今度は玻璃の器にそれを注ぐ。それは赤紫の色をした飲み物。
「葡萄酒、か……」
「まぁ、飲んでみなよ」
 浩瀚は一口、口に含むとこう評した。
「甘いな。しかし、素焼きの香りがほのかに香って、素朴な味わいがある」
「でしょう。葡萄そのものを食べたような甘さがありながら、後でしっかり酒の余韻が残ると思わない?これ、僕のお気に入り。これはね、遅摘みの十分熟した葡萄を素焼きの甕に入れて、それをそのまま地中に埋めて発酵させてるの。強い酒が好きな浩瀚様には物足りないかも知れないけど、それ、あげるわ」
「いいのか?」
「懐かしい物を食べさせてくれたお礼よ」
 男はにっこりと笑うと、自身の器にあった酒をくいっと煽った。


 浩瀚が店から出て行き、男は独り、浩瀚から貰った菓子の深い橡色を見つめていた。光に照らされ、適度な光沢を放つそれを見て、男は自嘲気味とも取れる微笑をする。
「こんな形で、あれを渡すとはねぇ……」
 男は数ヶ月前、堯天であの酒を見つけた日を振り返る。まだまだ寒かった堯天の冬。何気なく立ち寄った店で、その酒と出会った。店員が、試してみろと少し注いでよこすので、味わってみる。熟成時に染み込んでいく素焼きの香が印象的な、何とも甘く、そして後味はしっかりと酔える酒。
 それを試しながら、今日あちらでは、どんな催しをしていたかを思い出す。蓬莱では、今日想い人に、深い橡色のほろ苦くて甘い菓子を渡していた。
 そんな菓子は、こちらにはないけれど。
 自分の秘め心をこの酒にたくし、送ってみようか。
 相手も知らぬ自分だけの儀式。

 ――あなたを本気でお慕い申し上げております――

 結局、己の下心に少し恥ずかしさを覚え、渡す事もあるまいと奥にしまっていたが。
「浩瀚様が、あの催しを知っていたとは。そして、それを話す浩瀚様のあの表情。……何だかね。告白前に玉砕したみたい」
 かの想い人が飲みかけた、玻璃の器を男は手に取った。手の中でくるくる揺らし、僅かな葡萄酒が器に張り付き、落ちていく様を暫し眺めると、呑口に軽く口付けを落とす。
(浩瀚様。僕はあなたが好きでしたよ。でも、僕の入り込む隙はなさそうだね。でも、浩瀚様。僕を気に掛けてくれて嬉しかった。……開店祝いを有難う)



〜補足〜

芒種:
二十四節気の一つ。
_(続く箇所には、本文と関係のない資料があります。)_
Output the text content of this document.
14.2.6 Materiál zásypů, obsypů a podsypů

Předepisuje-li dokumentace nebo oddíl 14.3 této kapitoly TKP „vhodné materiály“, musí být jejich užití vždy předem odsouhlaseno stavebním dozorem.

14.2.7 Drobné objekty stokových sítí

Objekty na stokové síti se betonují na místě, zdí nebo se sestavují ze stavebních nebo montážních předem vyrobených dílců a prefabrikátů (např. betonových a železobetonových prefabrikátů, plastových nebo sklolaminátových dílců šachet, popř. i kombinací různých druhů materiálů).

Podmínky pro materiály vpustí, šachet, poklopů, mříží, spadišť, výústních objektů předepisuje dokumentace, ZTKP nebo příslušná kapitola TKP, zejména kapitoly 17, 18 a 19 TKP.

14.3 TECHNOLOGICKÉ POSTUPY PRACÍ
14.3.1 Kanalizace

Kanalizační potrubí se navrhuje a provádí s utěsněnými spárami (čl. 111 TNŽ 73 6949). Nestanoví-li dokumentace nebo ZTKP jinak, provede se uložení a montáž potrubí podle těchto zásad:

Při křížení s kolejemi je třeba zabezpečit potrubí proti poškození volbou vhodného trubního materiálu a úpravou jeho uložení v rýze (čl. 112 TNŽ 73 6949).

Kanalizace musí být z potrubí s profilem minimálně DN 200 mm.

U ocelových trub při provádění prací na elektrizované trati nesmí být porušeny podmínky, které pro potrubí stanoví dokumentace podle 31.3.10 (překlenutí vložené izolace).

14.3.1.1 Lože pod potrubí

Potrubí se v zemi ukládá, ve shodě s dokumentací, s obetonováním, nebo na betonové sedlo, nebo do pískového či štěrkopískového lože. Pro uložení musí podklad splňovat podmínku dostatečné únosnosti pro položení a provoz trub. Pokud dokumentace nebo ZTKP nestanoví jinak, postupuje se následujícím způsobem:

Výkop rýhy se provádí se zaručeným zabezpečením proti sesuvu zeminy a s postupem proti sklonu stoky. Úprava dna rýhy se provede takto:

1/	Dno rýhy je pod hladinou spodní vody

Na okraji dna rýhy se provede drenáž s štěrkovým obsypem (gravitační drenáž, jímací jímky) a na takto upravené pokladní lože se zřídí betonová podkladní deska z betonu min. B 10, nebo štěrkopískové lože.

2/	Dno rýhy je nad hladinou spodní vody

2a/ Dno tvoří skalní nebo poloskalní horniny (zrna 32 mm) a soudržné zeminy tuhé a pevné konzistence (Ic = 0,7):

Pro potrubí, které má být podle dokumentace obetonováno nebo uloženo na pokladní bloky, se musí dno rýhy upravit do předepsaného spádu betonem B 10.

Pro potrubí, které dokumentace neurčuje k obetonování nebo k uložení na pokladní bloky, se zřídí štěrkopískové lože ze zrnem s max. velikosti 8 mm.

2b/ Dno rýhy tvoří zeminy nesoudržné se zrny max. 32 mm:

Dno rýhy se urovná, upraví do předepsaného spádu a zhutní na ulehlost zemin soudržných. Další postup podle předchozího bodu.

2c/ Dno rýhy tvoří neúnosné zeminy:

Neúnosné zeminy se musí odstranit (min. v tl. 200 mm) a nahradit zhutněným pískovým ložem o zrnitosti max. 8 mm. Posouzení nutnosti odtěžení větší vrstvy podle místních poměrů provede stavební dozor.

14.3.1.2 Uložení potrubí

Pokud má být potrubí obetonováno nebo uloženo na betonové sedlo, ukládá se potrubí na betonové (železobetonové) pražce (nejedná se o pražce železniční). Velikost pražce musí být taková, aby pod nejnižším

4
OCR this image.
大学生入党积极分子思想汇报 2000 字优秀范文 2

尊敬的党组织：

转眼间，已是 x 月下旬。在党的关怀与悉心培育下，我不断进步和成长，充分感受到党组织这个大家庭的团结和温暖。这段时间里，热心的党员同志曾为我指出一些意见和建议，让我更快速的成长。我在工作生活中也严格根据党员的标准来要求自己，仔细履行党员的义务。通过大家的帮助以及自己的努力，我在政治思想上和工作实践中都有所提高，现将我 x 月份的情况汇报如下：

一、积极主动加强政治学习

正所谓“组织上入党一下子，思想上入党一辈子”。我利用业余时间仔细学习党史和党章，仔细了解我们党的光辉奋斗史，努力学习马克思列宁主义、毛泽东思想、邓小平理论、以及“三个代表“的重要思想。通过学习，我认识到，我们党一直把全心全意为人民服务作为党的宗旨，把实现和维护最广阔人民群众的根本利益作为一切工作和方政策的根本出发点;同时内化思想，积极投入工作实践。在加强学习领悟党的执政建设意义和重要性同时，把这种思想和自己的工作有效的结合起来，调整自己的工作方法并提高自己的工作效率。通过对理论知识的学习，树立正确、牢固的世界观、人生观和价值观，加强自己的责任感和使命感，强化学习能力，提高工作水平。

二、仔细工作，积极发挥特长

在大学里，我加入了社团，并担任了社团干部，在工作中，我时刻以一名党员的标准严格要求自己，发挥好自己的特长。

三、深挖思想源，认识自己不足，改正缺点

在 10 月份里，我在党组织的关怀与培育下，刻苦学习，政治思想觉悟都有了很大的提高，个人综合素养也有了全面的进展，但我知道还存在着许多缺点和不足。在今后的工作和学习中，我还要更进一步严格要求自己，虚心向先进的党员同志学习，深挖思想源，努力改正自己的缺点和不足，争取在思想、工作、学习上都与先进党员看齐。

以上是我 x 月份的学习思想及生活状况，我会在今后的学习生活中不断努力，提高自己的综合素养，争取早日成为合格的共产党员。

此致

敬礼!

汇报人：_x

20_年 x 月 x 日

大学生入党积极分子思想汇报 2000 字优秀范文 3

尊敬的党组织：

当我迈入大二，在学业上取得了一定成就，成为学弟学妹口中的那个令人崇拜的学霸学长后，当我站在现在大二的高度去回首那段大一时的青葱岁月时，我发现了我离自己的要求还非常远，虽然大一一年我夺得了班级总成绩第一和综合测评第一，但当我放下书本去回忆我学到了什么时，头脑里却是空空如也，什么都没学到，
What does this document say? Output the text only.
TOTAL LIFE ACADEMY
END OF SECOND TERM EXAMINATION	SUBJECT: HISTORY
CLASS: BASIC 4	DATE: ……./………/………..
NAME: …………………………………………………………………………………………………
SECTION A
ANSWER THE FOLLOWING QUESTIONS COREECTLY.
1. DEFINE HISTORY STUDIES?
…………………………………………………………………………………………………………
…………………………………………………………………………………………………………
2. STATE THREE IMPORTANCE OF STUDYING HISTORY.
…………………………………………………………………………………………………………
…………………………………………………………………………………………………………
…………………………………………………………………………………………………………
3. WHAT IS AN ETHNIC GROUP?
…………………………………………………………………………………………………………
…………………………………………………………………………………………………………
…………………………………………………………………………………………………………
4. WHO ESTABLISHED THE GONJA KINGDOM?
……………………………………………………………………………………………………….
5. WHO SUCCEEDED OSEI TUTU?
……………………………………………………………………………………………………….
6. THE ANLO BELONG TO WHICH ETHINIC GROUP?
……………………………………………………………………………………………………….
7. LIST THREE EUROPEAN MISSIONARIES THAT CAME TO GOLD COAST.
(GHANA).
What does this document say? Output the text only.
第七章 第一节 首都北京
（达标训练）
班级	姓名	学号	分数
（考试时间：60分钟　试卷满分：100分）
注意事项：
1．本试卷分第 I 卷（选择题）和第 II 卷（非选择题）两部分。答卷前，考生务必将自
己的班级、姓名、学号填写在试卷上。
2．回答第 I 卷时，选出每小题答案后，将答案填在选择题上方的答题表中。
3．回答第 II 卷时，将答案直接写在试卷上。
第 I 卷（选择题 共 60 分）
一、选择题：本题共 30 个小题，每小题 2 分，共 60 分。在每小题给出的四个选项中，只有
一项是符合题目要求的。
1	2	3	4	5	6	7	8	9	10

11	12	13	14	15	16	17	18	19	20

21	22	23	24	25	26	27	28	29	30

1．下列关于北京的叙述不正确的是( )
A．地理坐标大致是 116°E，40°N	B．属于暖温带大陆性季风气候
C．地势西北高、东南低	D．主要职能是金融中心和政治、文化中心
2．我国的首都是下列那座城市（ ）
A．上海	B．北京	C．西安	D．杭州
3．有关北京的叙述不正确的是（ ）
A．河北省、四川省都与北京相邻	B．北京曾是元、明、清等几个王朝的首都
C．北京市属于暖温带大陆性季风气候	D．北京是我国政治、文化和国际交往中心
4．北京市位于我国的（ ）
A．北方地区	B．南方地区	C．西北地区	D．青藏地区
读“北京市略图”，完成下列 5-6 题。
太陰暦の五月頃、大体6月6日前後が芒種にあたる。
二十四節気は、太陰暦を使用していた時代に、季節を現すための工夫として、1年を24等分にし、その区切りに名前をつけたもの。
常世に二十四節気がそのままぴったりと当てはまるとは思っておりませんが、原作も太陰暦が大筋にありそうに思い、雰囲気程度に使用。

芒種前後に7日間に摘んだ茶葉は貴ばれる:
捏造です(爆)しかし根拠あり。芒種の前後1週間に摘まれた茶葉から造られた「東方美人」(有名な茶葉ですね)が最も貴ばれるという話を見つけ、これを、慶東国特産の白端の茶に強引に繋げました。

素焼きの香りが残る葡萄酒:
参考にしたものは、葡萄発祥の地とされている、とある地方の有名な赤ワイン。
「赤は渋くてなんぼ」と思われる方には、少々物足りないですが(実は私も初めはそう考えていましたが、これを飲んでアリだと思えるようになった)このワイン「葡萄ジュース?」と思うくらい、味は甘くてフルーティです。何より、私が飲んだ印象としては、ボトルに使用している素焼きの陶器(じゃないものもあるようです)の独特の土の香りが、ふっと香り、素朴な印象を与えまして、記憶に残るワインの一つとなりました。それもあって、製造方法なんかを適当に参考にしてしまいました。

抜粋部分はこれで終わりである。